Anyone who posited the laboratory-origin theory, no matter how good their data was, was “ostracized from mainstream science and treated as if they were conspiracy theorists and not serious scientists,” he said.

“Now the debate has been opened up, it is time to bring the many dissenting scientists in from the cold,” he added. “All perspectives should be welcome given it still isn’t known how and where this pandemic started.”

“We also need more answers into how a small group of scientists with major conflicts of interest were able to so successfully create a single narrative that only a natural animal source of this virus was possible, while at the same time demonizing any scientist with a contrary view.”

House Select Subcommittee On The Coronavirus Pandemic Investigates The Origins Of COVID-19
House Select Subcommittee on the Coronavirus Pandemic members (L-R) Rep. Marjorie Taylor Greene (R-GA), Rep. Ronny Jackson (R-Texas) and Rep. Richard McCormick (R-Ga.) attend the subcommittee’s first public hearing in the Rayburn House Office Building on Capitol Hill in Washington, on March 08, 2023. (Chip Somodevilla/Getty Images)
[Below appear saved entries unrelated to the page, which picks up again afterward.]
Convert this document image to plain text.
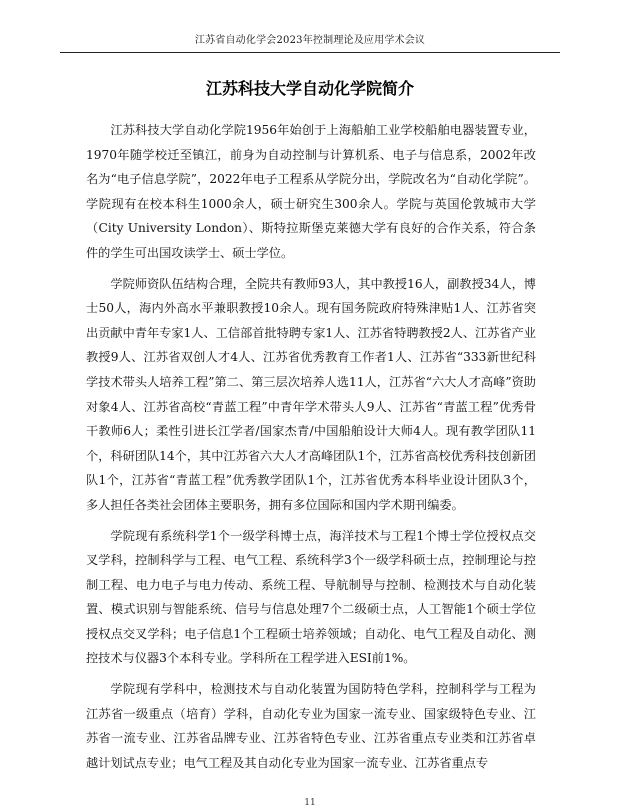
江苏省自动化学会2023年控制理论及应用学术会议
江苏科技大学自动化学院简介

江苏科技大学自动化学院1956年始创于上海船舶工业学校船舶电器装置专业，1970年随学校迁至镇江，前身为自动控制与计算机系、电子与信息系，2002年改名为“电子信息学院”，2022年电子工程系从学院分出，学院改名为“自动化学院”。学院现有在校本科生1000余人，硕士研究生300余人。学院与英国伦敦城市大学（City University London）、斯特拉斯堡克莱德大学有良好的合作关系，符合条件的学生可出国攻读学士、硕士学位。

学院师资队伍结构合理，全院共有教师93人，其中教授16人，副教授34人，博士50人，海内外高水平兼职教授10余人。现有国务院政府特殊津贴1人、江苏省突出贡献中青年专家1人、工信部首批特聘专家1人、江苏省特聘教授2人、江苏省产业教授9人、江苏省双创人才4人、江苏省优秀教育工作者1人、江苏省“333新世纪科学技术带头人培养工程”第二、第三层次培养人选11人，江苏省“六大人才高峰”资助对象4人、江苏省高校“青蓝工程”中青年学术带头人9人、江苏省“青蓝工程”优秀骨干教师6人；柔性引进长江学者/国家杰青/中国船舶设计大师4人。现有教学团队11个，科研团队14个，其中江苏省六大人才高峰团队1个，江苏省高校优秀科技创新团队1个，江苏省“青蓝工程”优秀教学团队1个，江苏省优秀本科毕业设计团队3个，多人担任各类社会团体主要职务，拥有多位国际和国内学术期刊编委。

学院现有系统科学1个一级学科博士点，海洋技术与工程1个博士学位授权点交叉学科，控制科学与工程、电气工程、系统科学3个一级学科硕士点，控制理论与控制工程、电力电子与电力传动、系统工程、导航制导与控制、检测技术与自动化装置、模式识别与智能系统、信号与信息处理7个二级硕士点，人工智能1个硕士学位授权点交叉学科；电子信息1个工程硕士培养领域；自动化、电气工程及自动化、测控技术与仪器3个本科专业。学科所在工程学进入ESI前1%。

学院现有学科中，检测技术与自动化装置为国防特色学科，控制科学与工程为江苏省一级重点（培育）学科，自动化专业为国家一流专业、国家级特色专业、江苏省一流专业、江苏省品牌专业、江苏省特色专业、江苏省重点专业类和江苏省卓越计划试点专业；电气工程及其自动化专业为国家一流专业、江苏省重点专

11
For Jackson, the Texas Republican, change is already afoot.

“I think that people are seeing the writing on the wall right now. They realize that whistleblowers are coming forward, and that the truth is coming out. People are scrambling to make sure that they get on the right side of this issue before they get drawn into it,” he said.

In January and February, he co-sponsored two bills to defund the WIV and make Beijing pay pandemic damages.
There’s “a lot of digging to do,” Jackson said, adding he’s “excited to get to the bottom of this once and for all.”

“It’s important, because we can never let this happen again.”